AI agents operating on PHI-labeled content enforce redaction before sending data to the LLM
RBAC restricts who can access PHI-labeled documents and conversations
Audit logging records every access to PHI-labeled content, creating the access trail HIPAA requires
BYOK encryption ensures PHI at rest is encrypted with keys the organization controls

This is the difference between detecting PHI and governing PHI. Detection tells you sensitive data is present. Governance ensures it is handled correctly at every point in the pipeline.

32 Test Cases for Detection Accuracy

PHI detection must be accurate. False negatives mean PHI leaks to unauthorized destinations. False positives disrupt workflows by over-redacting innocuous content.

JieGou validates its PHI detector against 32 test cases covering every detection category:

MRN formats from multiple hospital systems (numeric, alphanumeric, prefixed)
Valid and invalid NPIs (Luhn check verification)
ICD-10 codes across diagnosis categories (respiratory, endocrine, musculoskeletal, injury)
Health plan identifiers from major insurers
Medical context phrases in clinical notes, discharge summaries, and patient communications
Edge cases: codes appearing in non-medical contexts, partial matches, ambiguous formats

The test suite runs in CI and must pass before any change to the detection pipeline is deployed.

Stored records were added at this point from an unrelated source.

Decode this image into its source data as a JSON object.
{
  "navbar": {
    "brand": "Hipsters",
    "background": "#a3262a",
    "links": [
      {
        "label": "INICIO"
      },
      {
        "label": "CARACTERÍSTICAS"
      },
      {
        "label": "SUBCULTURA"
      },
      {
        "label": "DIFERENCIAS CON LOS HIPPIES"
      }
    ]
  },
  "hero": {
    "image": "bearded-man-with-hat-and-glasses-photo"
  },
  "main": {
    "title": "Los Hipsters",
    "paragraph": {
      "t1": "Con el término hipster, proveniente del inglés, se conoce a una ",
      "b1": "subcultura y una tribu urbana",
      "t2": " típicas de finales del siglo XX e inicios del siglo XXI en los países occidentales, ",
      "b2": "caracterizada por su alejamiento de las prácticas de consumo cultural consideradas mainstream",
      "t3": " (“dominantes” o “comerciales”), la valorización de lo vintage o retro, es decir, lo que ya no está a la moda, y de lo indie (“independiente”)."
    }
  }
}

The Broader HIPAA Compliance Picture

PHI detection is one component of HIPAA compliance. The regulation requires administrative, physical, and technical safeguards — and no single feature satisfies the full requirement.

JieGou’s HIPAA readiness framework combines multiple layers:

PHI detection identifies and classifies protected health information
Audit trails with 30 action types provide the access logging HIPAA mandates
RBAC with 5 roles enforces minimum necessary access — a core HIPAA principle
BYOK encryption (AES-256-GCM) provides technical safeguards for data at rest with customer-controlled keys
Graduated Autonomy ensures high-risk actions on PHI require human approval
Sensitivity labels enforce consistent handling policies across all agents and workflows

JieGou’s SOC 2 Type II audit is in progress via Vanta, providing independent verification of security controls. Combined with the technical safeguards above, this gives healthcare organizations a clear path to deploying AI agents that handle PHI in compliance with HIPAA requirements.

PHI is the most sensitive category of personal data in the US regulatory landscape. If your AI agents touch healthcare data, detection is not optional — it is the foundation of compliant AI operations.